A regular goer there was Parviz Tanavoli’s brother, Jamshid. He was a good manager and a fine backgammon player. Many good players came just to play backgammon there. The atmosphere was a bit like a bar or cafe where they served hot and cold beverages, food and snacks. I don’t remember the food really.
It was more an artistic space than a social one. The reason was: Mr. Diba. He was not only a great and knowledgeable architect but an artist too, and a collector of the very finest artwork. He painted very interesting modern paintings and exhibited them. The club was a comfortable spot for literary and artistic figures to hang out. Marco Gregorian would come a lot and he’d bring his friends - other Armenian intellectuals - with him.
There were other private clubs, like the American club where those who had foreign spouses would go and have dinner and hang out. What made Rasht 29 special compared to the other places was that it resembled an English pub. We all knew each other and there was always a friendly atmosphere, full of laughter and jokes. The place was one of a kind, to be honest.
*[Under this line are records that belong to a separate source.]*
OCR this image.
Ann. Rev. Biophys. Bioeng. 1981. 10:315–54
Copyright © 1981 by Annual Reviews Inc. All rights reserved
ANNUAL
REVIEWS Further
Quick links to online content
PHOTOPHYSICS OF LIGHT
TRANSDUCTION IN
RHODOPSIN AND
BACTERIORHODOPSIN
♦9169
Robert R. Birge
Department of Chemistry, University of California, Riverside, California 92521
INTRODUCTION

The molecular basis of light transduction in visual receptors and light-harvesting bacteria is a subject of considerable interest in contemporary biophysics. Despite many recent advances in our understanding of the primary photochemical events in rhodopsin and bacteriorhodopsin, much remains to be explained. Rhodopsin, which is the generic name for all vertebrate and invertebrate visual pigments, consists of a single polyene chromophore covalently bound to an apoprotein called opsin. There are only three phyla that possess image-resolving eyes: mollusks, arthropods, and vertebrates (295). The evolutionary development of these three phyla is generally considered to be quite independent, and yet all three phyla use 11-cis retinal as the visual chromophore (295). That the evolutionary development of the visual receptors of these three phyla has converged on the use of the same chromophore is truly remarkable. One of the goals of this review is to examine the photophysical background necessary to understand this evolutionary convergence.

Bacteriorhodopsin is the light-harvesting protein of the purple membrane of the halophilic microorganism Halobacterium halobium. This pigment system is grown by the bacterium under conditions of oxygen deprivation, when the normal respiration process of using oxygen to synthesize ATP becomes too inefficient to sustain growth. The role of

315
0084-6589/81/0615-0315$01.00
In other places you could see a very masculine environment, with the conversation usually having a masculine tone. That was another thing that made the club special. You saw educated women and female artists come there to talk about different subject matter and express their opinions freely. Back in the day, you would seldom walk into a place and see an equal number of men and women. From that aspect it resembled Western places and intellectuals who had just come back from being abroad felt quite comfortable there.
You always saw great artwork on its walls and the lighting was designed very skillfully. Although relatively dark, the light would shine on peoples faces from underneath, contrary to most places that had hard light from above. The small lights and candles caused peoples’ faces to appear warmer.
You couldn’t say it only belonged to a specific class of artists, ones that had graduated from universities abroad for instance. The Armenians were well educated, spoke very good english and were quite informed of what went on in the West. People would mostly speak in Persian rather than in English or French. So in a sense, there was no discrimination among the intellectuals that had studied abroad and the ones that graduated from Iranian institutions. And, there was no prerequisite saying you had to have studied abroad or be married to a foreigner, etc.